O avançado pode até ter marcado o golo do título contra o Boavista, pode até ter-se tornado uma peça fundamental no modelo de Ruben Amorim e trabalhado sempre com afinco e sem birras, mas os golos, como eram esperados e talvez se exijam a avançados de um grande com um custo tão elevado, nunca foram muitos, sobretudo no campeonato.
Paulinho foi vendo Pedro Gonçalves, Sarabia, Trincão, Edwards e até Coates assumirem esse protagonismo enquanto o goleador de rótulo não era mais do que um corpo de marca branca no que dizia respeito às balizas.

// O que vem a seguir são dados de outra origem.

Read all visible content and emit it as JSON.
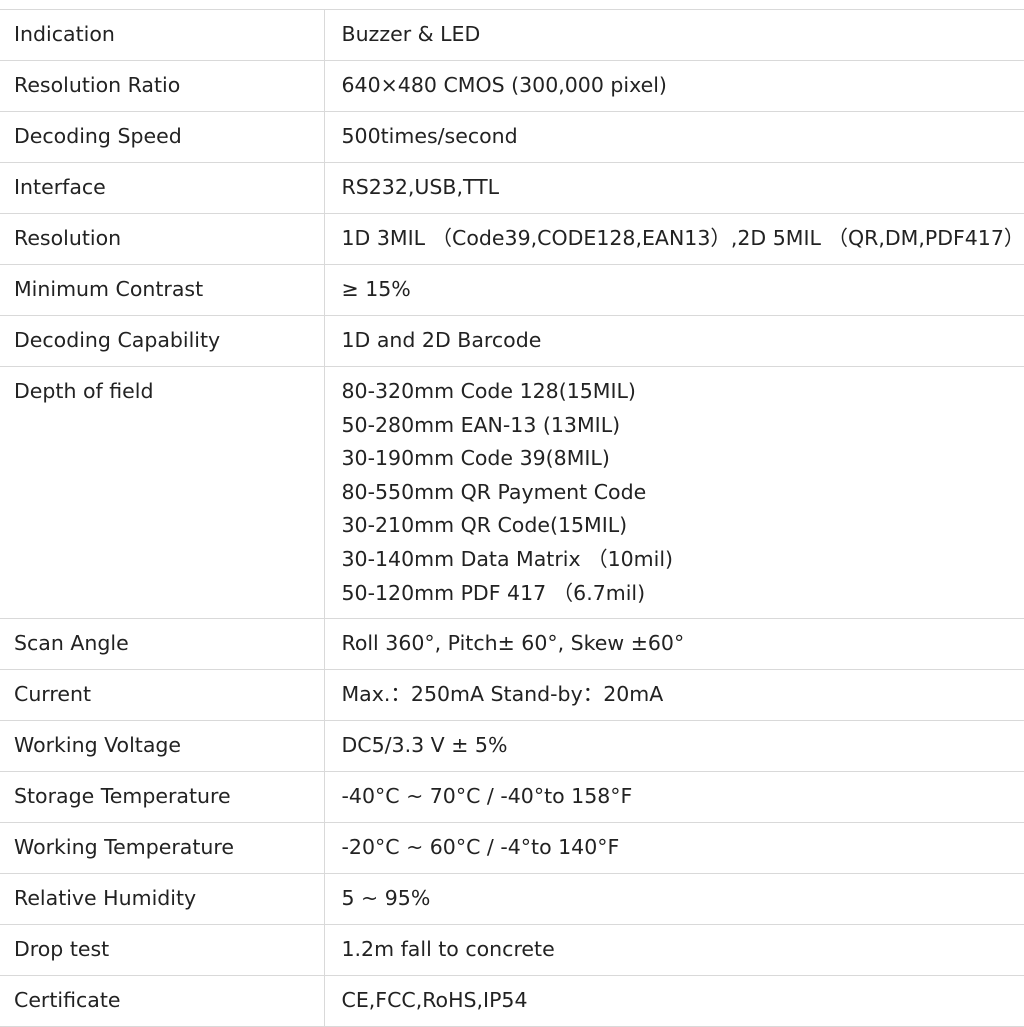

A contratação de Gyökeres, o miúdo de intercâmbio que se torna popular instantaneamente, tirou os olhos de Paulinho. O português afastou-se das balizas, pisou outros terrenos, começou a olhar para outra relva e, subitamente, as balizas sofreram com esse aparente desinteresse. O peso estava agora nas prateleiras de um armário sueco demasiado robusto para ser do Ikea enquanto o corpo leve de Paulinho tornou-se subitamente irresistível.
Paulinho continuou a ser o mesmo mas, de algum modo, assumiu um desinteresse pelo golo, retirou pressão e… começou a mostrar os dentes. As balizas não caíram, derreteram-se com o sorriso que nunca tinham visto daquele ângulo.
O fenómeno Paulinho não é novo. É até uma espécie de decalque invertido do enredo da rapariga que é um rato de biblioteca numa noite e, no dia seguinte, se torna a aluna mais cobiçada do baile. Engalanar-se como avançado principal fez mal a Paulinho da mesma forma que afastar-se dos holofotes lhe dá agora outro brilho, mais especial, mais atraente.
Paulinho fingiu. Como um poeta. Virou as costas à dor apenas para regressar, por outros caminhos, de outros terrenos, mais forte e mais concretizador. Os versos que os adeptos lhe cantam deixaram de ser vistos por muitos, sobretudo adversários, de forma jocosa. Podem não cair mas começam a tremer.
Paulinho não é o primeiro a passar por esta evolução e a demonstrar que o contexto é quase tão importante como a qualidade do jogador. Um herói do passado, Acosta, chegou a meio de uma temporada e rapidamente foi apelidado de velho, barrete, ultrapassado e vítima da ciática. Entretanto, no verão, quando já ninguém dava nada por ele, mereceu a titularidade de Materazzi nos Açores e foi eleito o melhor jogador em campo do Sporting contra o Santa Clara.
Os comentadores viram aquela eleição como uma piada. Naturalmente, até. Mas os meses que se passaram mostraram um novo argentino. Às vezes pode ser pela adaptação. Outras pela pressão. Outras pelo modelo, ou dupla ou momento na vida. Como Paulinho e Acosta há muitos outros.
As balizas não se deixam enganar por qualquer um. Há predestinados que só precisam de um sorriso e de um piscar de olho para fazerem as redes corar e balançar com mais um golo. Com outros fazem-se de difíceis e não estão dispostas a qualquer manha. Com Paulinho, porém, parecem ter caído na manha mais antiga da sedução. Já não gosto de ti. Já não quero saber de ti. Sou o dono do meu destino. E, num instante, tudo muda.